En el Hospital Provincial Docente Clinicoquirúrgico "Saturnino Lora Torres" de Santiago de Cuba, en el primer semestre del 2013 se realizó hemodiálisis a 96 pacientes con insuficiencia renal crónica, en el segundo semestre a 92 y en el primer semestre de 2014 a 94; por lo que es evidente que se trata de una enfermedad cuyo número de casos va en ascenso.

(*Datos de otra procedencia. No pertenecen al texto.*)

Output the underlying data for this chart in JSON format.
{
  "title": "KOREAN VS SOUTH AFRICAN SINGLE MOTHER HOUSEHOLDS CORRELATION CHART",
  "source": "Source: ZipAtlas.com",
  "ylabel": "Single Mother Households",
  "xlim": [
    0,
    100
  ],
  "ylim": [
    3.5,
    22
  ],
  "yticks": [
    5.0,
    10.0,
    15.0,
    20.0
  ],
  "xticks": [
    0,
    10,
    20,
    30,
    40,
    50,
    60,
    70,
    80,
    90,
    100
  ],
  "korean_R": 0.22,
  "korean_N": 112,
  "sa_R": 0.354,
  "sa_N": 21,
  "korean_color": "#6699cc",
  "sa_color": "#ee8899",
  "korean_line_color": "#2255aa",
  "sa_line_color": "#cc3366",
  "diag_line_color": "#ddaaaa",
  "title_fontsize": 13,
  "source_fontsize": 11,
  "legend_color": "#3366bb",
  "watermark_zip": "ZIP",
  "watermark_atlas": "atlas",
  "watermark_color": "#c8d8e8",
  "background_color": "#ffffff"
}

Al respecto, se dispone de muy poca información publicada acerca de la frecuencia de la disfunción diastólica en los pacientes con hemodiálisis; sin embargo, se sabe que el diagnóstico precoz y el tratamiento oportuno retardan la progresión hacia la insuficiencia cardíaca y la muerte.

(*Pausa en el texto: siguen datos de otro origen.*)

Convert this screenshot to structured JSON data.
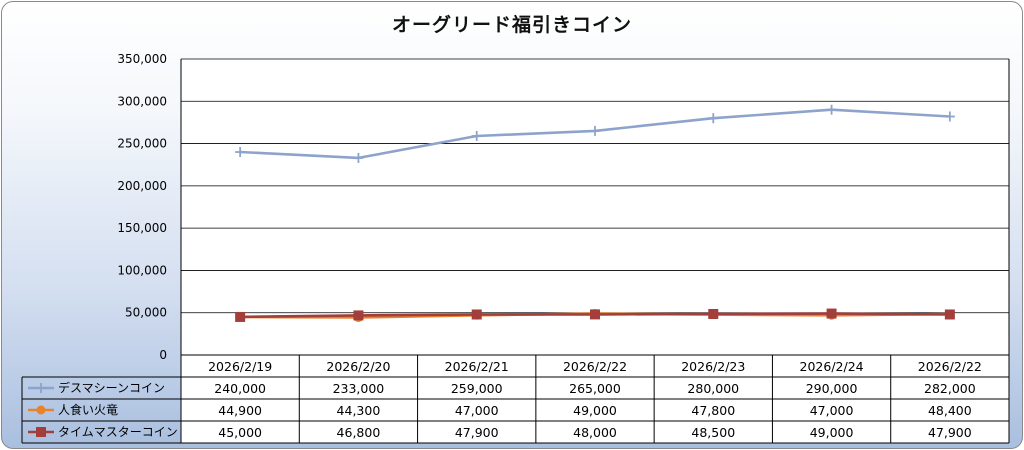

Al revisar la bibliografía nacional sobre el tema, no se halló estudio alguno que abordara la disfunción diastólica en la evolución clínica de los pacientes con insuficiencia renal crónica bajo tratamiento hemodialítico.

En este estudio se buscó identificar algunos indicadores cardíacos que permiten realizar el diagnóstico acertado de la disfunción diastólica, que como se sabe disminuye la calidad de vida de estos pacientes y ensombrece a largo plazo su pronóstico evolutivo. De esta forma se contribuye a la disminución de posibles complicaciones cardiovasculares, y con ello se logra una mejor calidad de vida de los afectados.

 

MÉTODOS

Se realizó una investigación descriptiva y transversal de pacientes con insuficiencia renal crónica, dependientes del tratamiento hemodialítico, atendidos en el Servicio de Hemodiálisis del Hospital Provincial Docente Clinicoquirúrgico "Saturnino Lora Torres" de Santiago de Cuba, de mayo de 2013 a igual mes de 2014, con vistas a identificar la disfunción diastólica en ellos y sus características electrocardiográficas.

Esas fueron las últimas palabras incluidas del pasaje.